# ETNLP: exploring different word embeddings
Given many word embedding models, how do you know which one to use? Is it possible to have preliminary evaluations to predict which models to use for a certain downstream task? ETNLP will be a convenient tool for this purpose.

- Readmore in this paper: https://arxiv.org/abs/1903.04433 of Xuan-Son Vu, Thanh Vu, Son N. Tran, Lili Jiang.
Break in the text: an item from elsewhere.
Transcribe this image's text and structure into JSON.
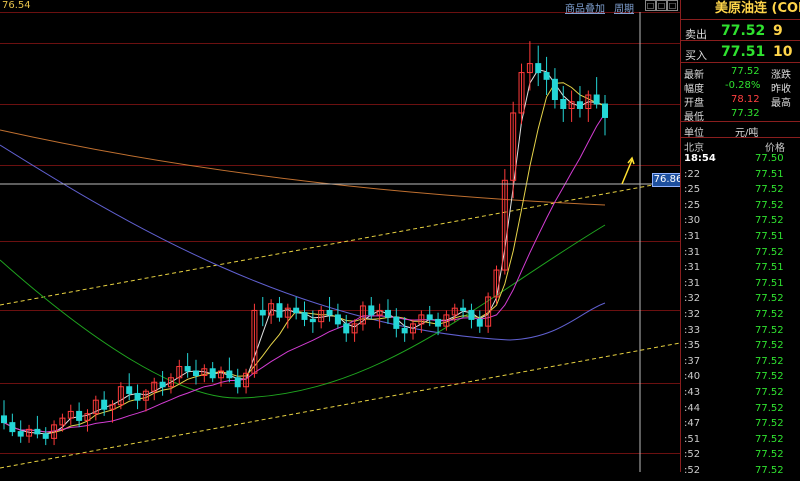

## There are some TODOs in this Notebook:
- TODO#1: (as always) read the codes and comments from begining to the end.
- TODO#2: extract new set of embeddings based on new documents.
- TODO#3: visualize to see the extracted embeddings.

In [1]:
%load_ext autoreload
%autoreload 2
import sys
import time
import os
import etnlp_api
import nltk

  from ._conv import register_converters as _register_converters


In [2]:
# Include *.py files from other folders
module_path = os.path.abspath(os.path.join('../../'))
if module_path not in sys.path:
    sys.path.append(module_path)

In [3]:
from pythonlibs.rnn.data import dataset_sentiment_doc

In [14]:
text = dataset_sentiment_doc()

In [15]:
text

"All good so far. I was incredibly hesitant to buy a refurbished phone on Amazon after reading so many negative reviews on various products. I spent a lot of time researching my options and figured this one was probably my safest bet. Phone came in perfect condition (seriously, it looks brand new) and so far all the functions seem great. Set up was easy, unlocked, ready to set my fingerprint and everything. It's fast, sleek, and beautiful. Camera and audio are also great.\nDEFECTIVE BATTERY - The phone was defective the day it arrived. The battery does not hold a charge consistently or indicate how long it will actually last. This defect is sporadic—so sometimes it works and sometimes it doesn't. I thought I was doing something wrong at first so, after a few weeks of frustration, I did a test to see: tracking how long I charged and how long it lasted. This confirmed it was not my fault or a defective charger and that the phone I purchased from Electonic Deals was the problem."

In [18]:
sent_arr = nltk.sent_tokenize(text)

In [19]:
for sen in sent_arr:
    print(sen)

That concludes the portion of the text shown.